A rule bundle is the simplest way for extending metascraper functionality.

Rules bundles are a collection of HTML selectors around a determinate property.

Writing Your Own Rules

Get value from HTML

Every rule receives htmlDom (cheerio) and url as parameters inside an object:

'use strict'

/**
 * A set of rules we want to declare under `metascraper-logo` namespace.
 *
**/
module.exports = () => {
  const rules = {
    logo: [
      // They receive as parameter:
      // - `htmlDom`: the cheerio HTML instance.
      // - `url`: The input URL used for extracting the content.
      ({ htmlDom: $, url }) => $('meta[property="og:logo"]').attr('content'),
      ({ htmlDom: $, url }) => $('meta[itemprop="logo"]').attr('content')
    ]
  }
  return rules
}

You can declare any logic you need in order to determine the output.
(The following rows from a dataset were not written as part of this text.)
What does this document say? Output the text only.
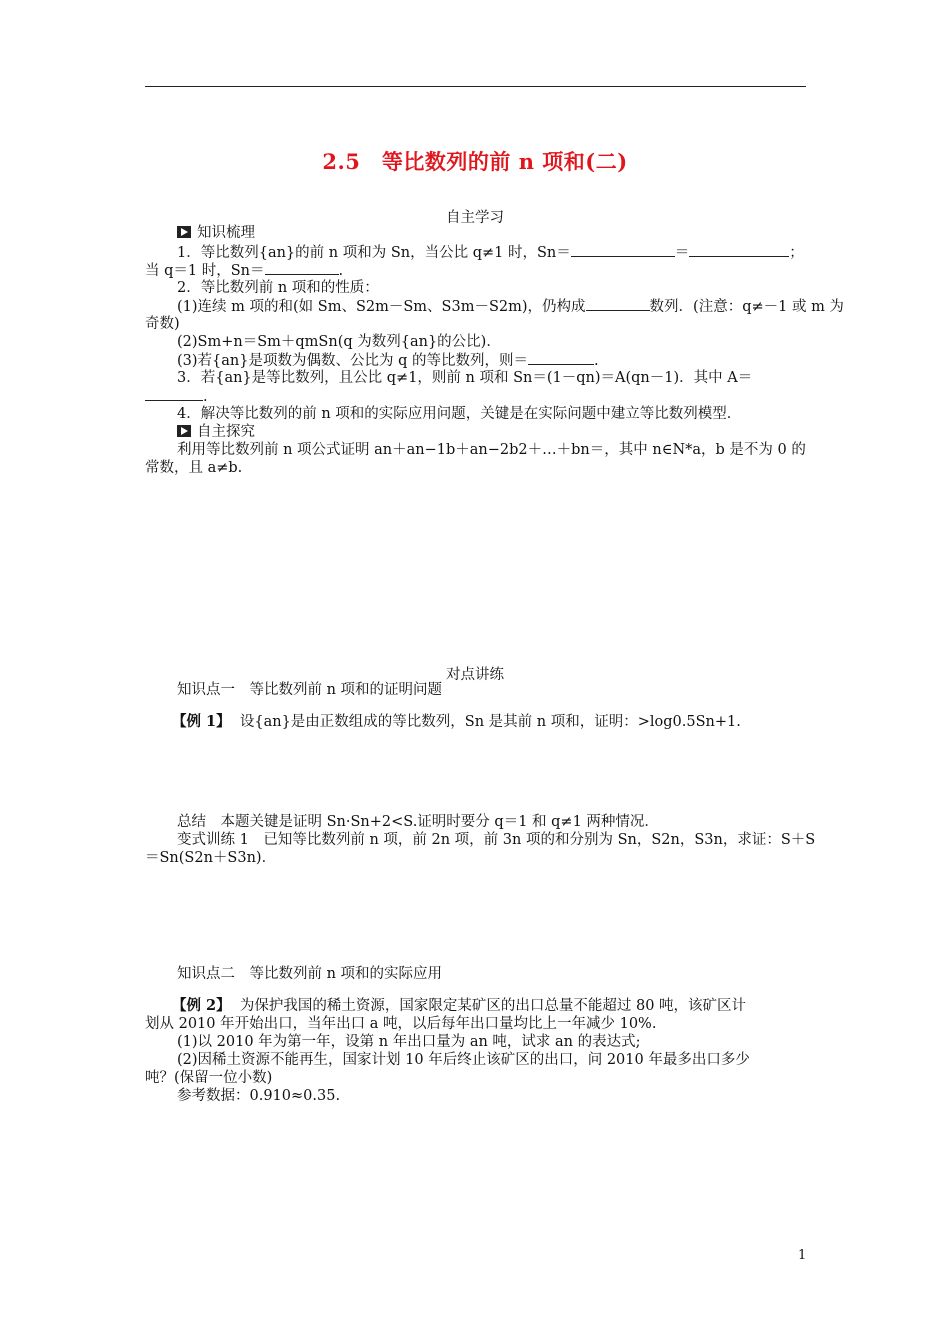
2.5　等比数列的前 n 项和(二)
自主学习
知识梳理
1．等比数列{an}的前 n 项和为 Sn，当公比 q≠1 时，Sn＝	＝	；
当 q＝1 时，Sn＝	.
2．等比数列前 n 项和的性质：
(1)连续 m 项的和(如 Sm、S2m－Sm、S3m－S2m)，仍构成	数列．(注意：q≠－1 或 m 为
奇数)
(2)Sm+n＝Sm＋qmSn(q 为数列{an}的公比)．
(3)若{an}是项数为偶数、公比为 q 的等比数列，则＝	.
3．若{an}是等比数列，且公比 q≠1，则前 n 项和 Sn＝(1－qn)＝A(qn－1)．其中 A＝
.
4．解决等比数列的前 n 项和的实际应用问题，关键是在实际问题中建立等比数列模型．
自主探究
利用等比数列前 n 项公式证明 an＋an−1b＋an−2b2＋…＋bn＝，其中 n∈N*a，b 是不为 0 的
常数，且 a≠b.
对点讲练
知识点一　等比数列前 n 项和的证明问题
【例 1】 设{an}是由正数组成的等比数列，Sn 是其前 n 项和，证明：>log0.5Sn+1.
总结　本题关键是证明 Sn·Sn+2<S.证明时要分 q＝1 和 q≠1 两种情况．
变式训练 1　已知等比数列前 n 项，前 2n 项，前 3n 项的和分别为 Sn，S2n，S3n，求证：S＋S
＝Sn(S2n＋S3n)．
知识点二　等比数列前 n 项和的实际应用
【例 2】 为保护我国的稀土资源，国家限定某矿区的出口总量不能超过 80 吨，该矿区计
划从 2010 年开始出口，当年出口 a 吨，以后每年出口量均比上一年减少 10%.
(1)以 2010 年为第一年，设第 n 年出口量为 an 吨，试求 an 的表达式;
(2)因稀土资源不能再生，国家计划 10 年后终止该矿区的出口，问 2010 年最多出口多少
吨？(保留一位小数)
参考数据：0.910≈0.35.
1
A set of rules under the same namespace runs in series and only the value returned by the first rule that outputs a truthy value will be taken. So remember, the order is important!.

Defining test function

You can associate a test function with your rule bundle:

rules.test = ({ url }) => getVideoInfo(url).service === 'youtube'))
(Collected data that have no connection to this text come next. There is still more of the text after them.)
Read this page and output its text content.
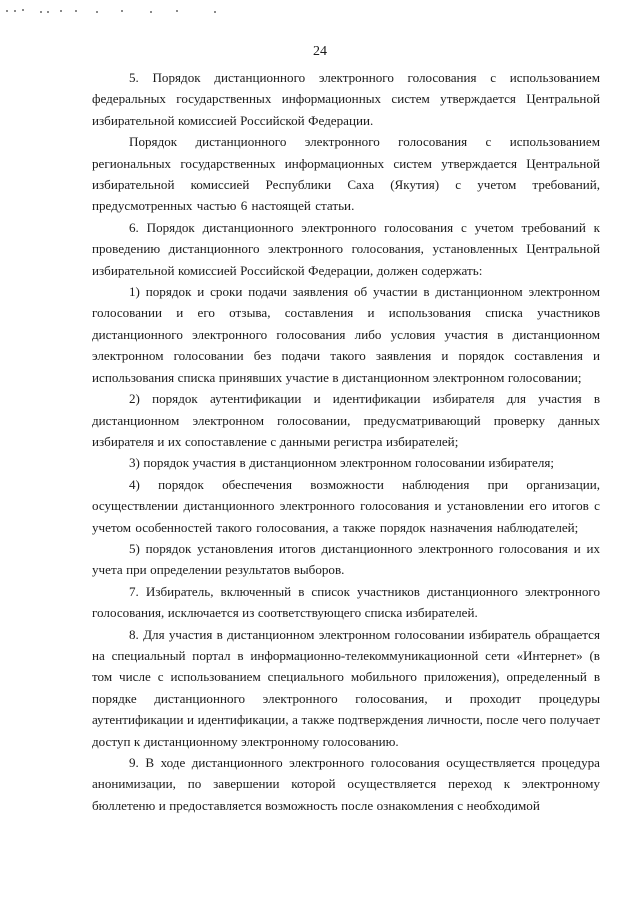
24

5. Порядок дистанционного электронного голосования с использованием федеральных государственных информационных систем утверждается Центральной избирательной комиссией Российской Федерации.

Порядок дистанционного электронного голосования с использованием региональных государственных информационных систем утверждается Центральной избирательной комиссией Республики Саха (Якутия) с учетом требований, предусмотренных частью 6 настоящей статьи.

6. Порядок дистанционного электронного голосования с учетом требований к проведению дистанционного электронного голосования, установленных Центральной избирательной комиссией Российской Федерации, должен содержать:

1) порядок и сроки подачи заявления об участии в дистанционном электронном голосовании и его отзыва, составления и использования списка участников дистанционного электронного голосования либо условия участия в дистанционном электронном голосовании без подачи такого заявления и порядок составления и использования списка принявших участие в дистанционном электронном голосовании;

2) порядок аутентификации и идентификации избирателя для участия в дистанционном электронном голосовании, предусматривающий проверку данных избирателя и их сопоставление с данными регистра избирателей;

3) порядок участия в дистанционном электронном голосовании избирателя;

4) порядок обеспечения возможности наблюдения при организации, осуществлении дистанционного электронного голосования и установлении его итогов с учетом особенностей такого голосования, а также порядок назначения наблюдателей;

5) порядок установления итогов дистанционного электронного голосования и их учета при определении результатов выборов.

7. Избиратель, включенный в список участников дистанционного электронного голосования, исключается из соответствующего списка избирателей.

8. Для участия в дистанционном электронном голосовании избиратель обращается на специальный портал в информационно-телекоммуникационной сети «Интернет» (в том числе с использованием специального мобильного приложения), определенный в порядке дистанционного электронного голосования, и проходит процедуры аутентификации и идентификации, а также подтверждения личности, после чего получает доступ к дистанционному электронному голосованию.

9. В ходе дистанционного электронного голосования осуществляется процедура анонимизации, по завершении которой осуществляется переход к электронному бюллетеню и предоставляется возможность после ознакомления с необходимой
The test function will receive the same arguments as a rule. This is useful for skipping all rules that doesn't target a specific URL.

A good practice is to use a memoize function to prevent unnecessary CPU cycles for a previously computed value:

const { memoizeOne } = require('@metascraper/helpers')
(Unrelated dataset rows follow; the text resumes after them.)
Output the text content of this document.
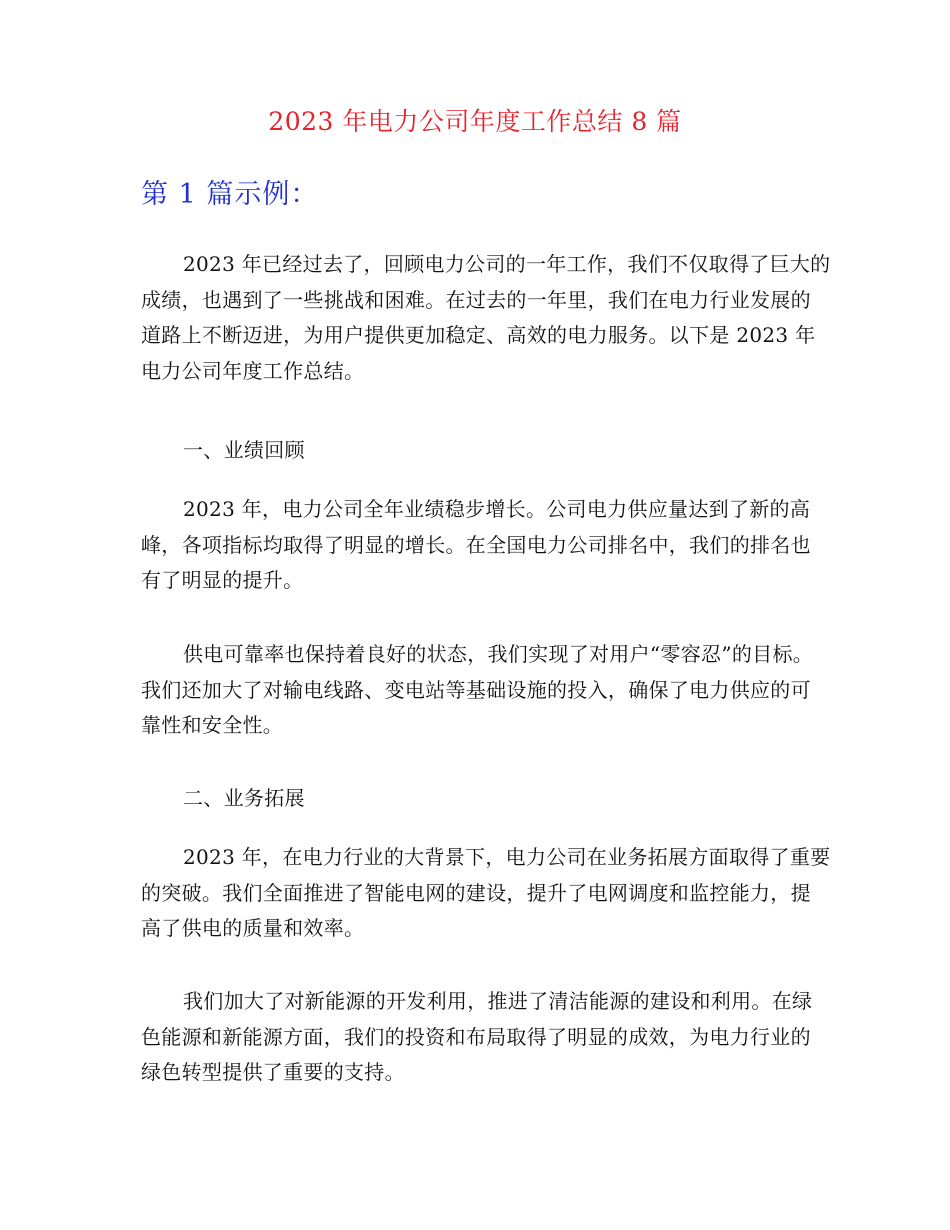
2023 年电力公司年度工作总结 8 篇
第 1 篇示例：

2023 年已经过去了，回顾电力公司的一年工作，我们不仅取得了巨大的成绩，也遇到了一些挑战和困难。在过去的一年里，我们在电力行业发展的道路上不断迈进，为用户提供更加稳定、高效的电力服务。以下是 2023 年电力公司年度工作总结。

一、业绩回顾

2023 年，电力公司全年业绩稳步增长。公司电力供应量达到了新的高峰，各项指标均取得了明显的增长。在全国电力公司排名中，我们的排名也有了明显的提升。

供电可靠率也保持着良好的状态，我们实现了对用户“零容忍”的目标。我们还加大了对输电线路、变电站等基础设施的投入，确保了电力供应的可靠性和安全性。

二、业务拓展

2023 年，在电力行业的大背景下，电力公司在业务拓展方面取得了重要的突破。我们全面推进了智能电网的建设，提升了电网调度和监控能力，提高了供电的质量和效率。

我们加大了对新能源的开发利用，推进了清洁能源的建设和利用。在绿色能源和新能源方面，我们的投资和布局取得了明显的成效，为电力行业的绿色转型提供了重要的支持。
const test = memoizeOne(url => getVideoInfo(url).service === 'youtube'))

const rules = []
rules.test ({ url }) => test(url)

Testing your Rules

Since the order of the rules is important, testing it is also an important thing in order to be sure more popular rules are executed first over less popular rules.

Writing Unitary Test

Just write some HTML markup and as many tests as you need in order to determine the rules are sorted correctly:

/* test/unit/index.js */
const should = require('should')
const metascraper = require('metascraper')([
  // loading our rules!
  require('metascraper-logo')()
])


describe('metascraper-logo', () => {
  it('creates an absolute favicon url if the logo is not present', async () => {
    const html = `
    <!DOCTYPE html>
    <html lang="en">
    <head>
      <meta charset="UTF-8">
      <meta name="viewport" content="width=device-width, initial-scale=1.0">
      <meta http-equiv="X-UA-Compatible" content="ie=edge">
      <title>My Test Html</title>
      <meta property="og:logo" content="open graph value">
      <meta itemprop="logo" content="itemprop value">
    </head>
    <body>
    </body>
    </html>
    `
    const meta = await metascraper({ html, url }))
    should(meta.log).be.equal("open graph value")
  })
})

Writing Integration Tests

Although unit tests are a good start, the rules need to be evaluated in a real environment to demonstrate their effectiveness.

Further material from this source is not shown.